La misericordia


Hay quienes invocan la misericordia como subterfugio para justificar la impunidad. Pero esos tales tienen un concepto equivocado de la misericordia. La misericordia no es permisiva. Eso sería banalizarla. Y eso es, precisamente, lo que hacen los oficiales militares salvadoreños señalados por crímenes de lesa humanidad al reclamar el perdón cristiano. Quizás porque sospechan que la ley de amnistía que los protege puede desaparecer por una sentencia judicial. El perdón que reclaman es un perdón sin la verdad que aporta la justicia. Pero el perdón sin verdad no sana. Tampoco la amnistía reconcilia. Por eso, El Salvador aún tiene abiertas aquellas antiguas heridas que, en la actualidad, sangran literalmente.

La misericordia acerca el corazón a la miseria del otro, en este caso, a las decenas de miles de víctimas humilladas por incontables violaciones a su dignidad humana y derechos. Por lo tanto, no desconoce esta realidad, sino que se acerca a ella respetuoso y asombrado ante el horror causado por la maldad humana. Misericordia es poner el corazón en la miseria. Por eso, el misericordioso lo pone ahí donde esa miseria se ha materializado en extremos inenarrables. Así, los señalados por violaciones a los derechos humanos encontrarán misericordia cuando de manera avergonzada y arrepentida pongan su corazón en esa realidad execrable que ellos mismos han producido.

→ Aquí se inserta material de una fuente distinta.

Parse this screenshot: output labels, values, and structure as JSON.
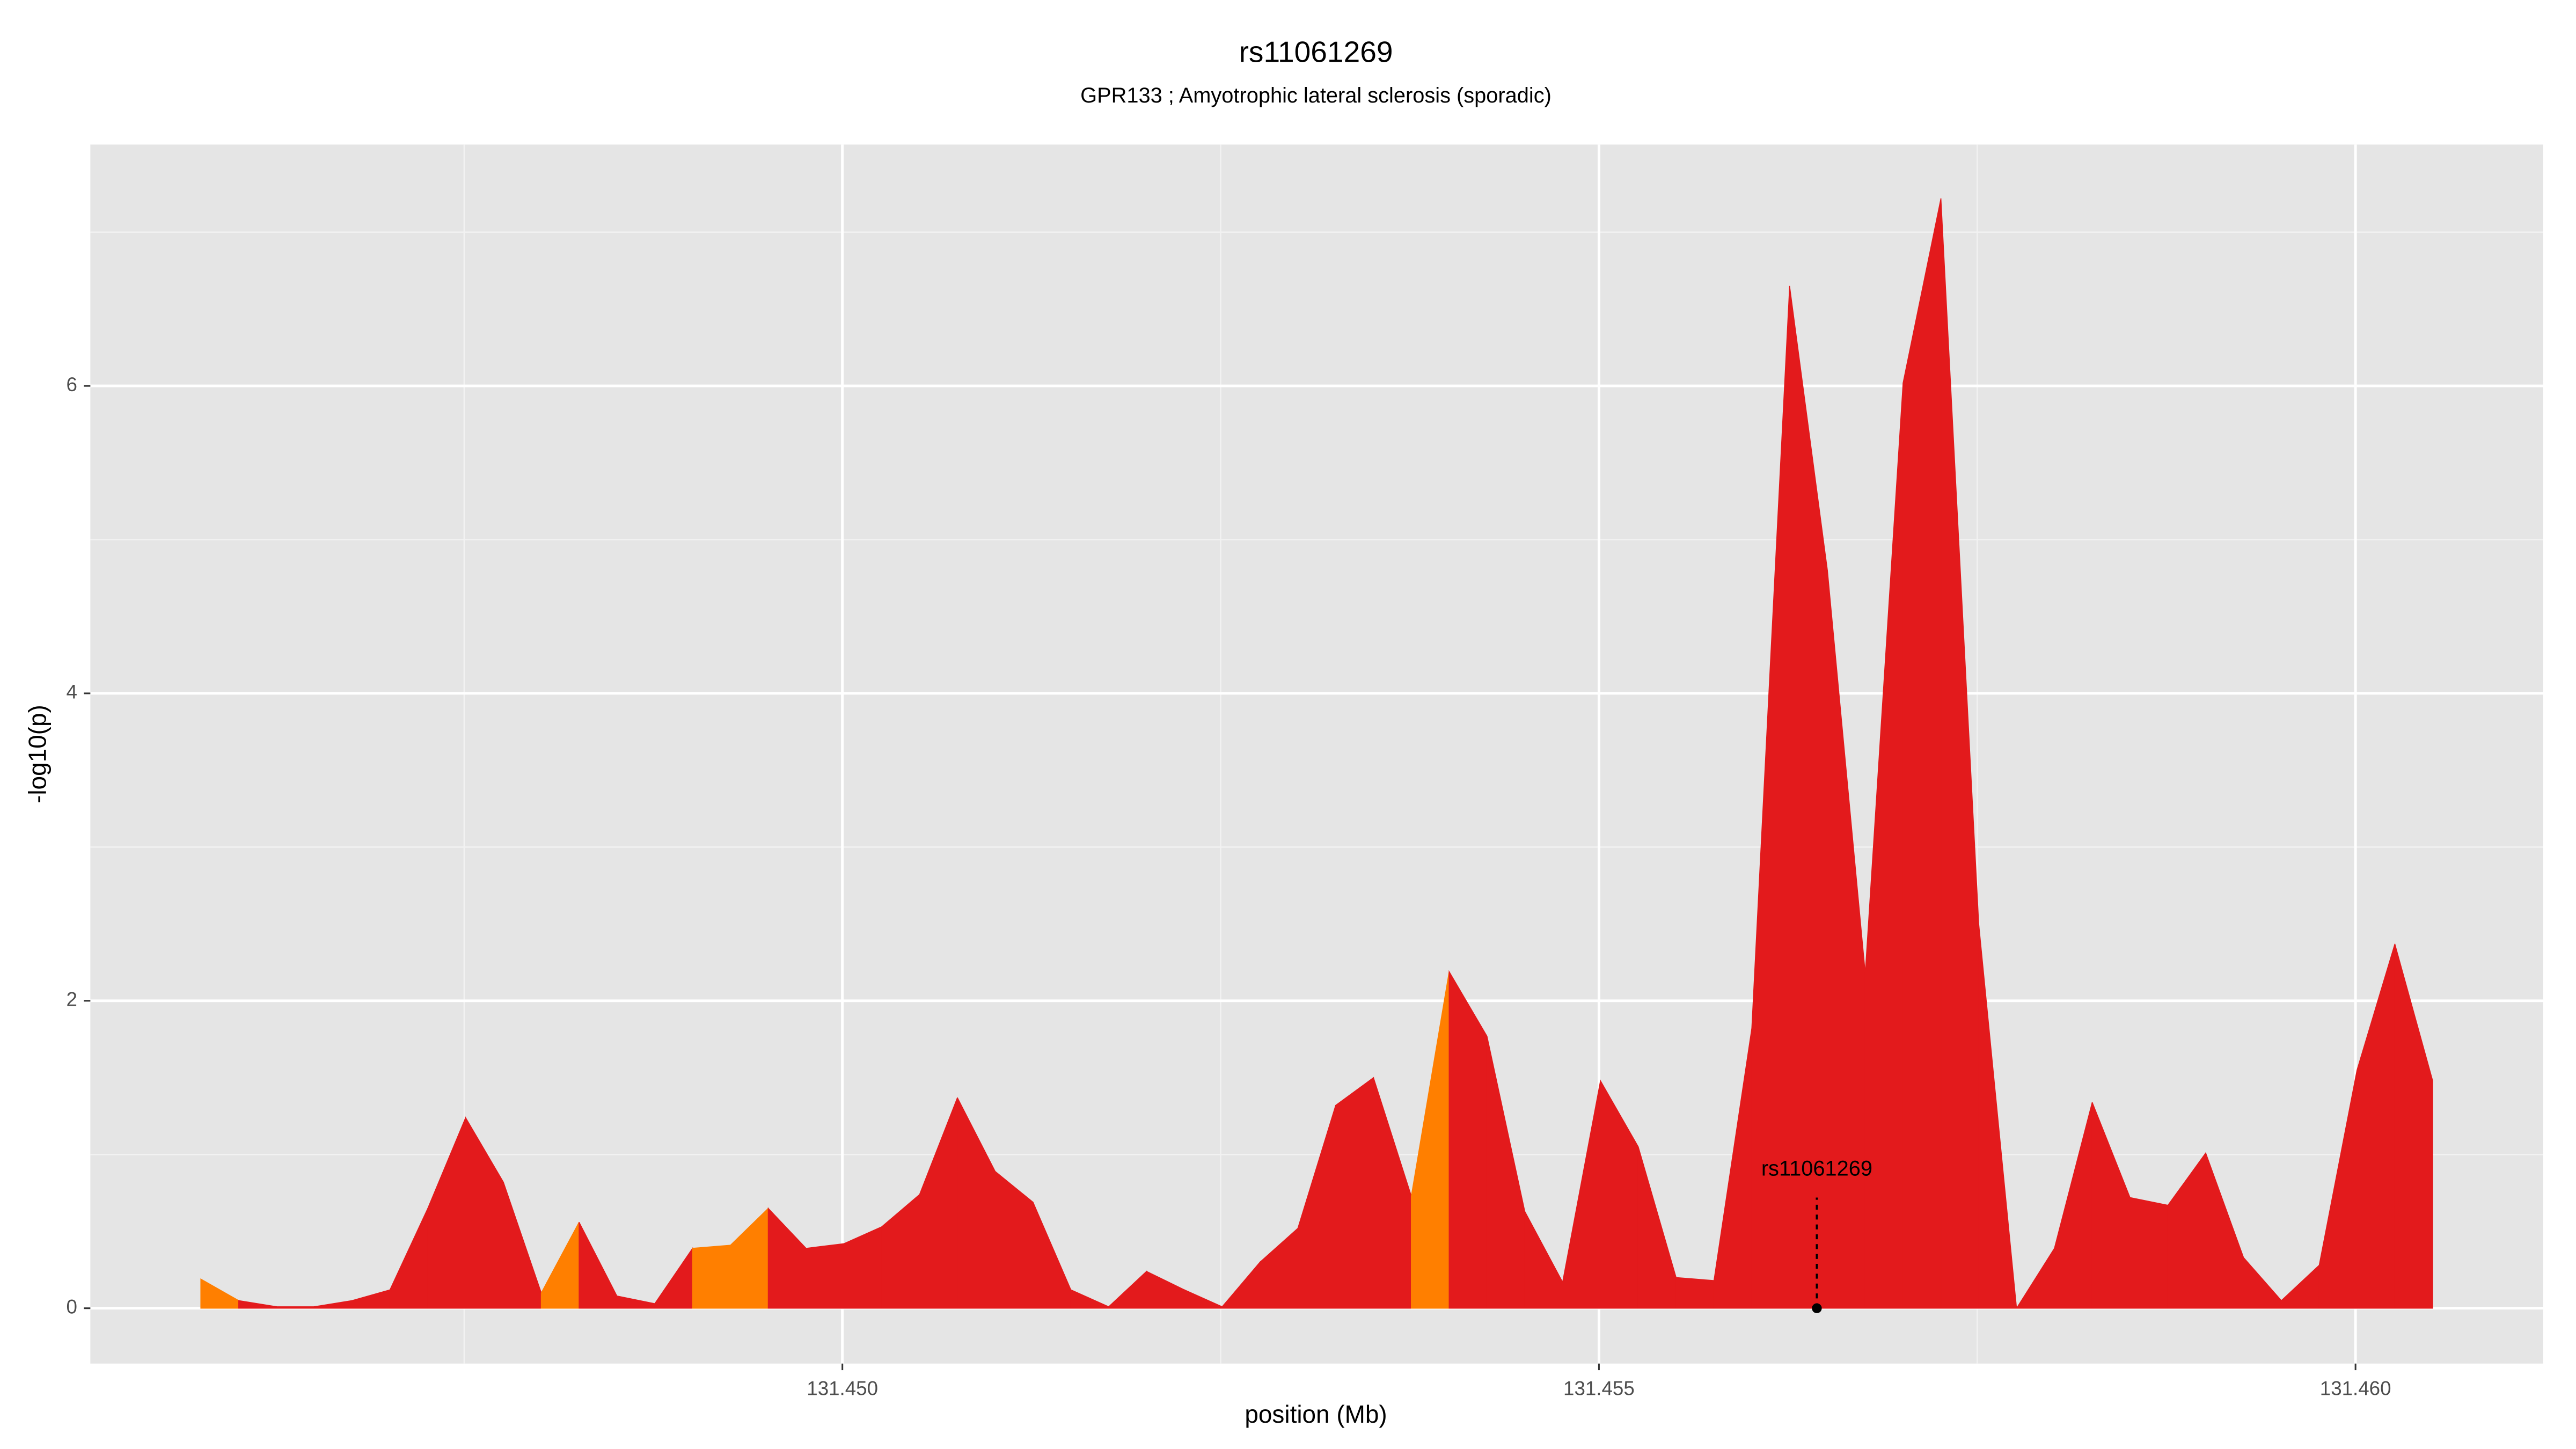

La misericordia es intrínsecamente dolorosa. El corazón sufre cuando se acerca a la miseria del otro y también cuando se acerca a la ruindad moral, porque el amor intenta triunfar sobre la indignación. Cuando el corazón se acerca a las víctimas se aflige y también lo hace cuando se aproxima a la perversidad del victimario. En ambos casos, se esfuerza para que el amor triunfe y así pueda abrirse el horizonte para la reconciliación de víctimas y victimarios. La reconciliación auténtica pasa por la verdad sobre las víctimas y por la superación de la vileza del victimario. El misericordioso sabe que la víctima vale más que esa miseria, que la mantiene encadenada en la humillación, el olvido y la injusticia. Asimismo, sabe que el victimario vale más que la miseria que lo mantiene en la oscuridad. Pero la misericordia es imposible cuando se niega empecinadamente la maldad causada por acciones intrínsecamente perversas. Más allá de eso, el misericordioso sabe que en este mundo histórica y socialmente pervertido, casi todo pecador es además una víctima. Y conoce suficientemente su propia miseria para comprender la del otro.

Ahora bien, los seres humanos no podemos ser auténticamente misericordiosos, porque no somos capaces de vivir simultáneamente el amor y la ira que provoca la indignación ante la víctima y la ruindad del victimario. Solo Dios es misericordioso. En Él, el amor triunfa sobre su ira. En eso consiste su dolor. Nosotros en cambio nos quedamos con que Dios es amor y eliminamos su ira, con lo cual nos hacemos un dios a la medida, una simple proyección de nuestros deseos infantiles. O bien nos quedamos solo con la ira y nos hacemos un dios del miedo, que desfigura toda religiosidad humana y que está presente en la actualidad en muchos de los que se consideran muy cristianos y muy católicos.

La misericordia es intrínseca y dinámicamente igualitaria. La carta de Pablo a los romanos concreta ese igualitarismo al declarar que todos somos pecadores y necesitados de la bondad de Dios, y que todos hemos sido agraciados y, por lo tanto, podemos acceder a esa bondad. La misericordia solo se da desde el reconocimiento de la propia maldad y perversión, y desde la aceptación de la bondad divina. Por eso, la misericordia no puede regalarse. Tampoco se puede ejercer de manera complaciente para sentirnos superiores a los demás. Excepto la crítica que brota de la indignación por el dolor causado a los demás, la otra, la más general, nace del orgullo de quien busca sentirse superior y ocultar su propia debilidad.

Todos los seres humanos estamos llamados a poner el corazón en la miseria humana, para lo cual hemos de aproximarnos a ella. Luego, hemos de dejar que nos impacte e indignarnos por lo que tiene de vileza e injusticia, y, movidos por la indignación, hacer realidad la justicia. Pero en un segundo momento, el amor debe imponerse sobre la indignación misma, el resentimiento y todo deseo de venganza. Entonces, la misericordia nos volverá un poco más humanos al desarrollar aquello que tenemos de divinos.